La mémoire
Je n’irai pas jusqu’à dire que je suis extralucide. Mon humilité m’en empêche mais comme celle-ci commence sérieusement à m’exaspérer, je peux aller jusqu’à lucide.
On m’a fait remarqué dernièrement que j’étais dans le contrôle, que j’étais fiable, que je savais gérer, anticiper. Donc lucide, ce n’est pas franchement déconnant. Parfois, j’aimerai retrouver une certaine forme de candeur mais ça, je le garde pour plus tard, dans 3 mois.
Et cette lucidité s’étend jusqu’à cet ouvrage que je suis en train de rédiger.
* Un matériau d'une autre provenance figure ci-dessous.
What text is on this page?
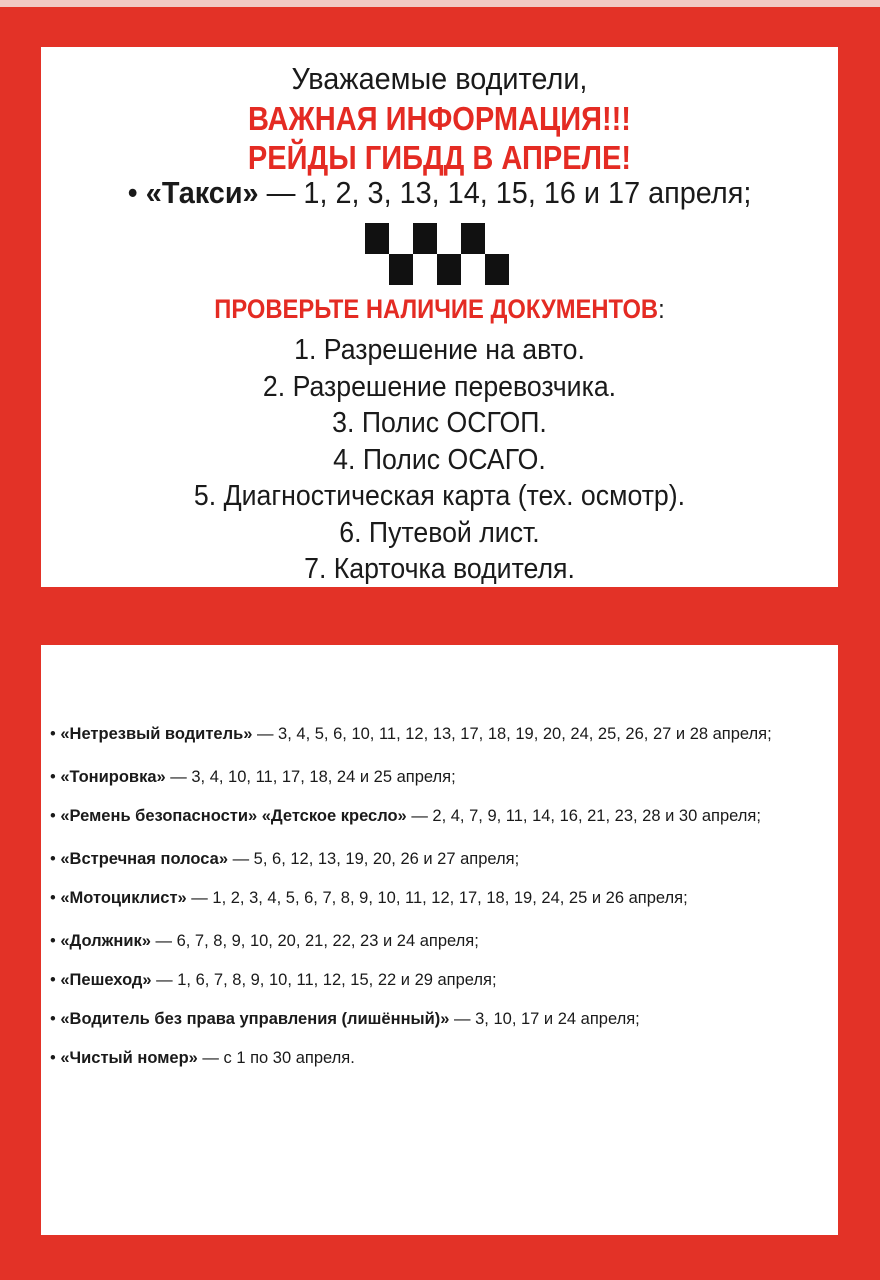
Уважаемые водители,
ВАЖНАЯ ИНФОРМАЦИЯ!!!
РЕЙДЫ ГИБДД В АПРЕЛЕ!
• «Такси» — 1, 2, 3, 13, 14, 15, 16 и 17 апреля;
ПРОВЕРЬТЕ НАЛИЧИЕ ДОКУМЕНТОВ:
1. Разрешение на авто.
2. Разрешение перевозчика.
3. Полис ОСГОП.
4. Полис ОСАГО.
5. Диагностическая карта (тех. осмотр).
6. Путевой лист.
7. Карточка водителя.
• «Нетрезвый водитель» — 3, 4, 5, 6, 10, 11, 12, 13, 17, 18, 19, 20, 24, 25, 26, 27 и 28 апреля;
• «Тонировка» — 3, 4, 10, 11, 17, 18, 24 и 25 апреля;
• «Ремень безопасности» «Детское кресло» — 2, 4, 7, 9, 11, 14, 16, 21, 23, 28 и 30 апреля;
• «Встречная полоса» — 5, 6, 12, 13, 19, 20, 26 и 27 апреля;
• «Мотоциклист» — 1, 2, 3, 4, 5, 6, 7, 8, 9, 10, 11, 12, 17, 18, 19, 24, 25 и 26 апреля;
• «Должник» — 6, 7, 8, 9, 10, 20, 21, 22, 23 и 24 апреля;
• «Пешеход» — 1, 6, 7, 8, 9, 10, 11, 12, 15, 22 и 29 апреля;
• «Водитель без права управления (лишённый)» — 3, 10, 17 и 24 апреля;
• «Чистый номер» — с 1 по 30 апреля.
Je me suis fait une raison, il ne sera pas tiré à deux millions d’exemplaires, il ne sera même pas publié, peut-être ne sera même jamais lu.
Et ce n’est pas grave.
Où sera-t-il lu mais après mon trépas, lorsque mes descendants tomberont dessus par hasard, en vidant mes tiroirs numériques.
Je n’écris pas pour autrui, vous l’avez compris, mais pour moi. Et pour la tourterelle bien entendu.
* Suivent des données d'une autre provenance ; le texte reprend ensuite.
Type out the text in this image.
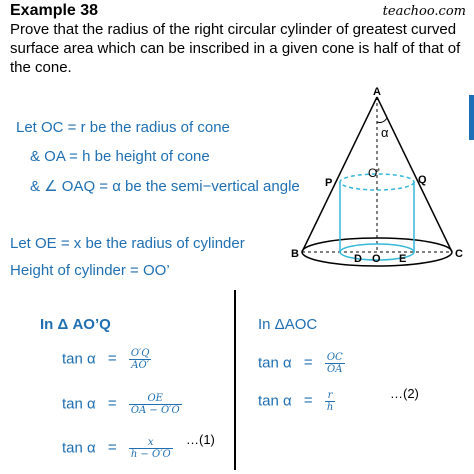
Example 38	teachoo.com
Prove that the radius of the right circular cylinder of greatest curved surface area which can be inscribed in a given cone is half of that of the cone.
Let OC = r be the radius of cone
& OA = h be height of cone
& ∠ OAQ = α be the semi−vertical angle
Let OE = x be the radius of cylinder
Height of cylinder = OO’
A
α
O’
P	Q
B	C
D O E
In Δ AO’Q
$\tan \alpha = \frac{O'Q}{AO'}$
$\tan \alpha = \frac{OE}{OA - O'O}$
$\tan \alpha = \frac{x}{h - O'O}$ …(1)
In ΔAOC
$\tan \alpha = \frac{OC}{OA}$
$\tan \alpha = \frac{r}{h}$	…(2)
Il n’est donc pas question d’égocentrisme ou d’orgueil. Je ne cherche nullement à me faire mousser ou démousser selon l’avis du lecteur potentiel.
La question suivante, que tout le monde se pose puisque vous en êtes arrivé là malgré mes prédictions est: pourquoi ?
Pourquoi est-ce qu’il écrit des textes parfois sans queue ni tête, au mieux grotesque, au pire absurde.
Tourterelle: écoute, j’ai une queue et une tête et je prends mon pied dans tous tes textes alors arrête de te dénigrer, tu es un génie. Et fous moi cette foutue humilité de mes deux à la benne.
J’ai pas toujours écrit, cela m’a pris je dirai sept ou huit ans. J’avais cependant rédigé quelques sketches pour des fêtes de famille principalement mais rien de plus.
Je ne parle pas des cartes postales illustrées par des photos de seins nus, souvent généreux, que j’envoyais enfant au curé de ma paroisse depuis le cap d’Agde.
Ni des nombreux mails insipides noyés dans le flot des échanges professionnels. Cela dit, j’aime les assaisonner à ma sauce, un peu piquante parfois, relevée d’autre fois. Ça fait mieux passer toutes les salades du quotidien.
Quelques uns et unes m’ont fait remarqué porter de l’intérêt pour mes notes, pour mon style et même, tenez-vous bien, pour mon humour. J’ai même entendu certains s’exclamer prendre du plaisir à ma lecture.
Si bien, que je suis passé du stade « arrêtez de dire n’importe quoi » à « et s’ils n’avaient pas tort ».
Me prenant au jeu, je me suis découvert des facilités dans l’écriture, accompagnées d’un certain plaisir à la tâche.
Mais tout ça ne réponds pas à la question.
Je serai tenté de dire que ce mémoire est destiné à réunir chez moi ce qui est épars. J’ai, comme vous l’avez remarqué, de multiples réflexions qui m’assaillent, des sujets qui m’interpellent et écrire est un excellent moyen de retranscrire toutes ces pensées et ainsi d’en faire un socle, une fondation solide pour bâtir à nouveau et explorer d’autres thèmes.
Il y a toutefois une autre raison qui émerge, à laquelle je n’avais pas encore réfléchi parce que je suis trop jeune. Il s’agit de la trace que l’on laisse derrière soi.
Cette question revient pourtant régulièrement dans les conversations du genre ce qu’on aimerait laisser comme image de soi à la postérité, comment aimerait on que les gens se souviennent de soi etc.
Ce mémoire peut être un bon support pour honorer ma mémoire. Cela devient de plus en plus clair dans mon esprit, presque ultra lucide.
Je ne suis pas de ceux qui s’épanchent facilement, plutôt secret et jouant sur les mots pour atténuer ou travestir ma situation, je conçois qu’il est difficile de connaître précisément la nature de ma condition.
Bonne nouvelle pour ceux qui souhaitent me connaître de haut en bas, de la tête à la queue, il suffit de lire ce mémorable mémoire à la mémoire de moi-même et vous serez repu jusqu’à la moelle. Tout est dedans.